De tels projets se multiplient dans l'Hexagone, mais les tensions entre le monde agricole et les défenseurs de l'environnement se cristallisent dans les Deux-Sèvres, deuxième zone humide de France en superficie. Dans le sud de ce département, un projet de création de 16 bassines a été lancé.

Les associations environnementales estiment que ces réserves d'eau constituent un « accaparement » de l'eau et dénoncent l'impact écologique de ces mégastructures qui captent les ressources des nappes phréatiques.

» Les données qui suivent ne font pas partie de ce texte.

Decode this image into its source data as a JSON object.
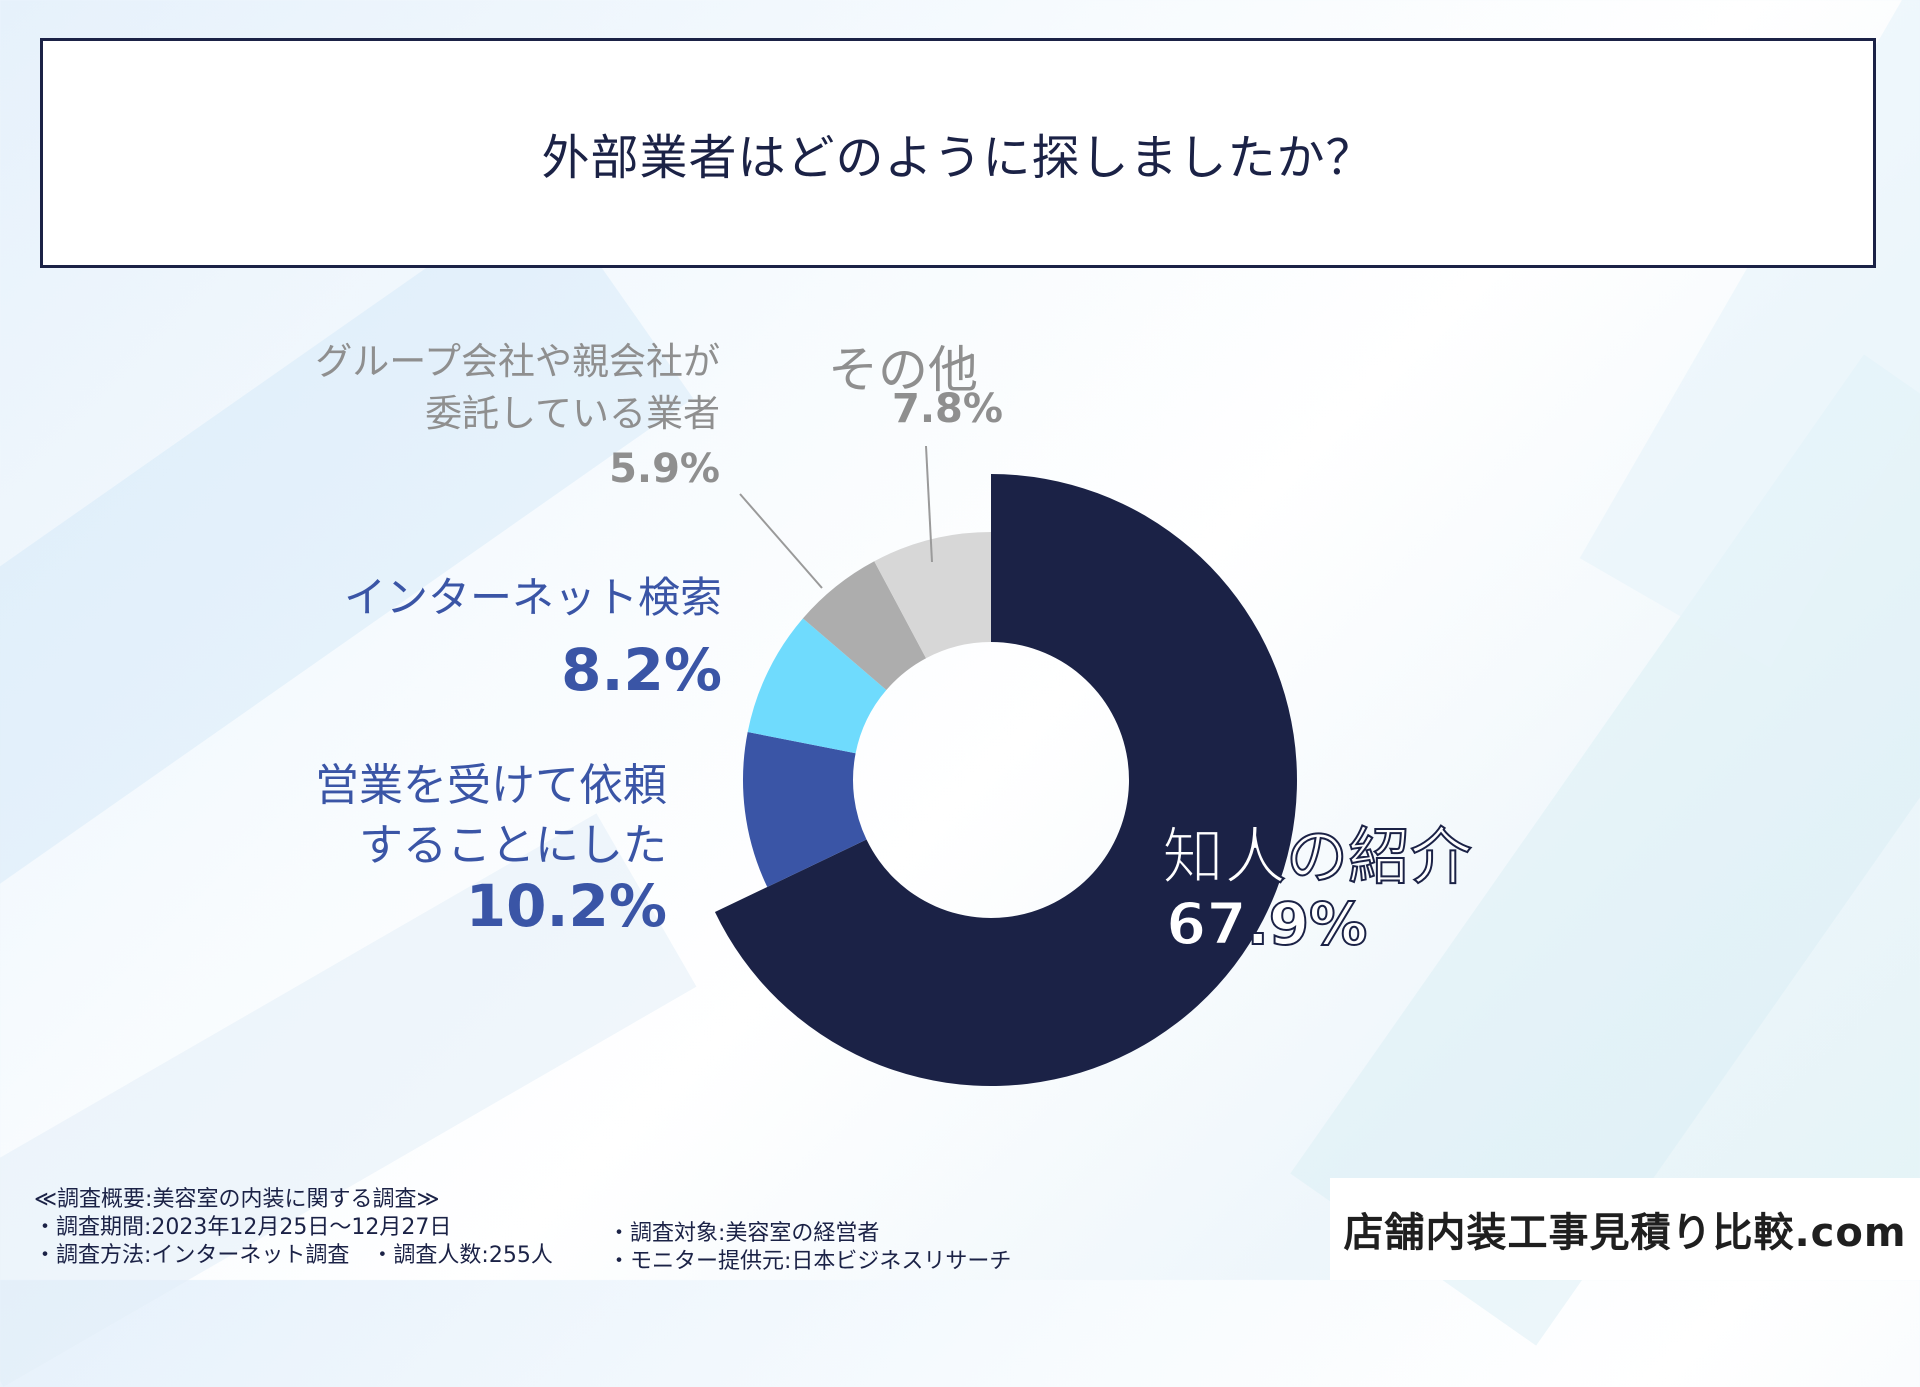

 « Les bassines ne concernent qu'une minorité d'agriculteurs, ceux qui sont sur un modèle d'un certain âge. Principalement des cultures de maïs destinées à l'alimentation du bétail et à l'exportation. Et non des productions maraîchères qui vont servir à l'alimentation du bassin de vie local. Résultat : 10 % d'agriculteurs vont avoir un accès privilégié à l'eau et priver d'un bien commun les 90 % restants », détaille Christine Graval, conseillère régionale écologiste de Nouvelle-Aquitaine, citée en juin dernier par La Tribune.

Les opposants aux bassines prônent d'autres leviers à développer en priorité : agro-écologie, changement de cultures, retour des prairies, avant de construire éventuellement des réserves d'eau, et qui soient plus petites.